What of contests? Looking at the disappointed faces of the losers, we wonder at the value of such competitiveness and its effect. The compensating factor is that the children have learned a skill, learned to relate and work as a team and take responsibility.

For those who love the dancing there is plenty, much of it skilled (and some of it not!). Since I lived for a year just down the street in upper Manhattan, Washington Heights, from one of the schools, I knew whom I was supporting: the Indigo team. And they were very good.

1.The popularity of the film? In the context of many dance films? Television ballroom dancing shows?

2.The quality of the documentary, no voice-over, showing the characters, following their lives, the art of dancing, the competitiveness?

3.The dancing, the photography of the dancing and audiences sharing the exhilaration – while sitting in their seats? The program for training the children? The styles and the selection of the dances? The musical score?

4.The focus on the different schools, the different areas of New York City? The social status of each area? The wealth or poverty of the students? The range of teachers and their influence on the children?

5.The presentation of the children, the range of children and their ages, boys and girls? Abilities and lack of ability? Their being difficult at school or good students? Their involvement in the dance training and the competition?

6.The benefits of the training, for character, for manners, for some purpose in life, for some skills? For socialising? For competitiveness, ambition and hoping to win, dealing with loss?

7.Pierre Dulaine, the establishment of the competition, its importance in New York City, for the students? His personality, the personalities of the various people involved in the competition? Their collaboration? Their influence on teachers and children?

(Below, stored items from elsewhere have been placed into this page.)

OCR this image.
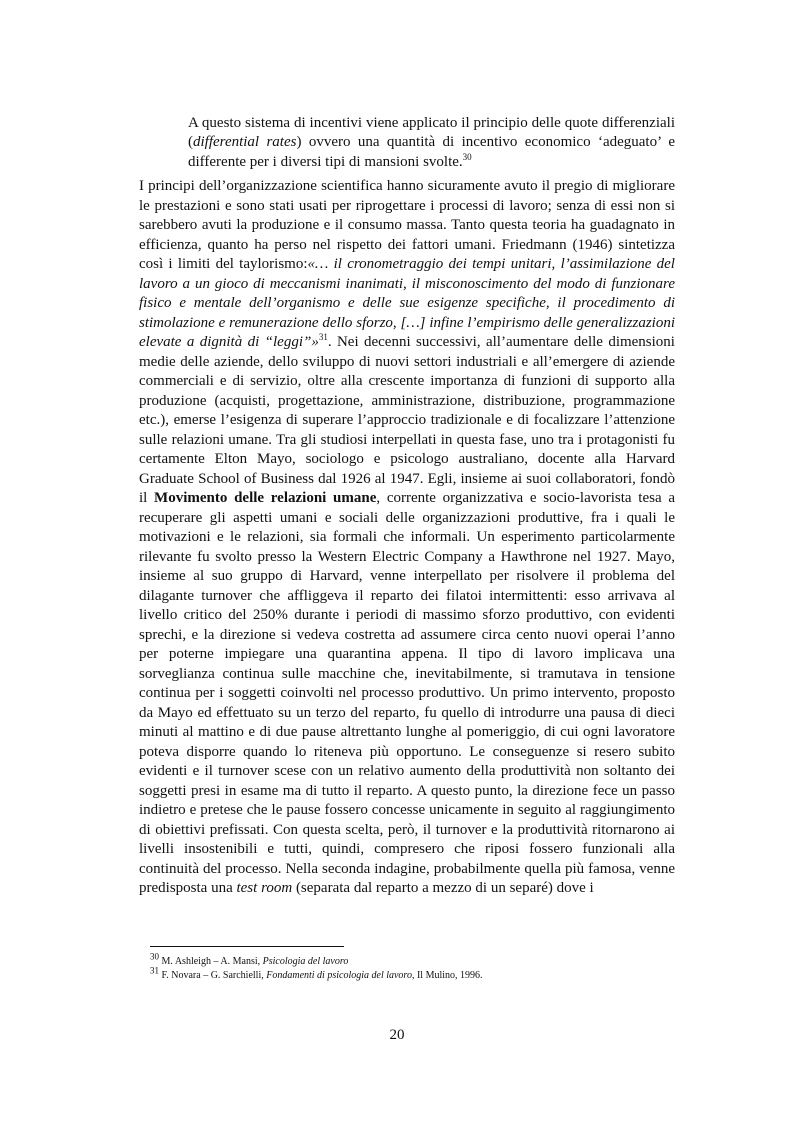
A questo sistema di incentivi viene applicato il principio delle quote differenziali (differential rates) ovvero una quantità di incentivo economico ‘adeguato’ e differente per i diversi tipi di mansioni svolte.$^{30}$
I principi dell’organizzazione scientifica hanno sicuramente avuto il pregio di migliorare le prestazioni e sono stati usati per riprogettare i processi di lavoro; senza di essi non si sarebbero avuti la produzione e il consumo massa. Tanto questa teoria ha guadagnato in efficienza, quanto ha perso nel rispetto dei fattori umani. Friedmann (1946) sintetizza così i limiti del taylorismo:«… il cronometraggio dei tempi unitari, l’assimilazione del lavoro a un gioco di meccanismi inanimati, il misconoscimento del modo di funzionare fisico e mentale dell’organismo e delle sue esigenze specifiche, il procedimento di stimolazione e remunerazione dello sforzo, […] infine l’empirismo delle generalizzazioni elevate a dignità di “leggi”»$^{31}$. Nei decenni successivi, all’aumentare delle dimensioni medie delle aziende, dello sviluppo di nuovi settori industriali e all’emergere di aziende commerciali e di servizio, oltre alla crescente importanza di funzioni di supporto alla produzione (acquisti, progettazione, amministrazione, distribuzione, programmazione etc.), emerse l’esigenza di superare l’approccio tradizionale e di focalizzare l’attenzione sulle relazioni umane. Tra gli studiosi interpellati in questa fase, uno tra i protagonisti fu certamente Elton Mayo, sociologo e psicologo australiano, docente alla Harvard Graduate School of Business dal 1926 al 1947. Egli, insieme ai suoi collaboratori, fondò il Movimento delle relazioni umane, corrente organizzativa e socio-lavorista tesa a recuperare gli aspetti umani e sociali delle organizzazioni produttive, fra i quali le motivazioni e le relazioni, sia formali che informali. Un esperimento particolarmente rilevante fu svolto presso la Western Electric Company a Hawthrone nel 1927. Mayo, insieme al suo gruppo di Harvard, venne interpellato per risolvere il problema del dilagante turnover che affliggeva il reparto dei filatoi intermittenti: esso arrivava al livello critico del 250% durante i periodi di massimo sforzo produttivo, con evidenti sprechi, e la direzione si vedeva costretta ad assumere circa cento nuovi operai l’anno per poterne impiegare una quarantina appena. Il tipo di lavoro implicava una sorveglianza continua sulle macchine che, inevitabilmente, si tramutava in tensione continua per i soggetti coinvolti nel processo produttivo. Un primo intervento, proposto da Mayo ed effettuato su un terzo del reparto, fu quello di introdurre una pausa di dieci minuti al mattino e di due pause altrettanto lunghe al pomeriggio, di cui ogni lavoratore poteva disporre quando lo riteneva più opportuno. Le conseguenze si resero subito evidenti e il turnover scese con un relativo aumento della produttività non soltanto dei soggetti presi in esame ma di tutto il reparto. A questo punto, la direzione fece un passo indietro e pretese che le pause fossero concesse unicamente in seguito al raggiungimento di obiettivi prefissati. Con questa scelta, però, il turnover e la produttività ritornarono ai livelli insostenibili e tutti, quindi, compresero che riposi fossero funzionali alla continuità del processo. Nella seconda indagine, probabilmente quella più famosa, venne predisposta una test room (separata dal reparto a mezzo di un separé) dove i
$^{30}$ M. Ashleigh – A. Mansi, Psicologia del lavoro
$^{31}$ F. Novara – G. Sarchielli, Fondamenti di psicologia del lavoro, Il Mulino, 1996.
20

8.The teachers, their different personalities, their methods of teaching, example, coping with difficulties?

9.The parents in the background, their interest in their children, their social status? The hopes for the children?

10.A glimpse of a cross-section of New York City, a microcosm?

11.The rehearsals, the traumas and upsets? The thrills and achievement? The competition, tensions, performance? Winners and losers?

12.The build-up to the finals, the participation of the students? The final achievement? The winners from Manhattan and Washington Heights?

13.The audience experience, sharing with the children and understanding them? The achievement of the teachers? An understanding of the variety of social classes in New York City?